The project is a non-partisan voter registration drive that works to register college students across the county. It began in 2003 and now says it’s the largest youth-mobilization project in the country. Its goal is to register 4,000 eligible students at CU by Oct. 3.
Kristin Grabarek, the campus organizer for the Colorado Public Interest Research Group at CU, which hosts the New Voters Project, said that a cycle of mutual neglect exists in which college students do not vote and, as a result, politicians ignore students’ voices.
“Our main goal is to make politicians pay attention to student voters,” Grabarek said.
The group will organize its volunteers and set up stands Sept. 27 and 28 on the Norlin quad in a last effort to register students. On Oct. 3, the group hopes to host a debate between gubernatorial candidates Bill Ritter, an attorney, and Sen. Bob Beauprez, Grabarek said.
Bara Mann, a sophomore chemical engineering major, volunteered to help the New Voters Project because she feels that Boulder is “not represented by our current governor.” She believes students need and want to vote.

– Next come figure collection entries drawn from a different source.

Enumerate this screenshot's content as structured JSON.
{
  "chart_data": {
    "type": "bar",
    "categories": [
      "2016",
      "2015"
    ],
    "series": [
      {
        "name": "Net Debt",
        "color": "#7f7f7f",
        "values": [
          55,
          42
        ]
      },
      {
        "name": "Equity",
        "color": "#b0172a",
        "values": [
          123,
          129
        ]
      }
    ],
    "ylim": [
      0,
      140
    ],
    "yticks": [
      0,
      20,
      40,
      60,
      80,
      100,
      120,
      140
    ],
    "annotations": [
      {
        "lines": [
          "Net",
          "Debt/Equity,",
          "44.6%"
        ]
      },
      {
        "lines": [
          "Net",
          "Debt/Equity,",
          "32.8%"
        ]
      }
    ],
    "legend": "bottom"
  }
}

“I would love to (tell students) vote for this or vote for that, but I won’t do that until registration is over,” Mann said.
Any student may volunteer for the project after a brief training session to inform them on how to register students, according to Grabarek.
Kate O’Flaherti, a sophomore environmental studies and studio art major, volunteered with the group because she thinks “citizens who are able to vote should take advantage of the opportunity.” She said students in Boulder could make an impact in Colorado if they voted.
Junior integrative physiology major Lindsey Monett is one of the many students the project has registered. Monett said she is impressed with the project and registered to vote because her friend is active in the group.
“They were very professional,” she said.
Some students, like Logan Newbill, a fifth-year senior history major, do not plan to register at all.
“I don’t know as much about the issues here,” Newbill said. “I’m from Virginia.”
Jessica Bedoll, a senior political science major, is from Boulder and has voted in every election since she was eighteen. She believes it is important for students to vote and to keep the government in check. However, she thinks students need to make an effort to understand the ballot issues first.
“If you’re not going to make the effort, you should not be involved (in voting),” Bedoll said.
After Oct. 3, the New Voters Project will launch an education drive during which they will educate students about all issues and candidates on the upcoming November election, Grabarek said.
Students may register to vote in Colorado if they have lived here for at least thirty days and have a valid driver’s license or social security number.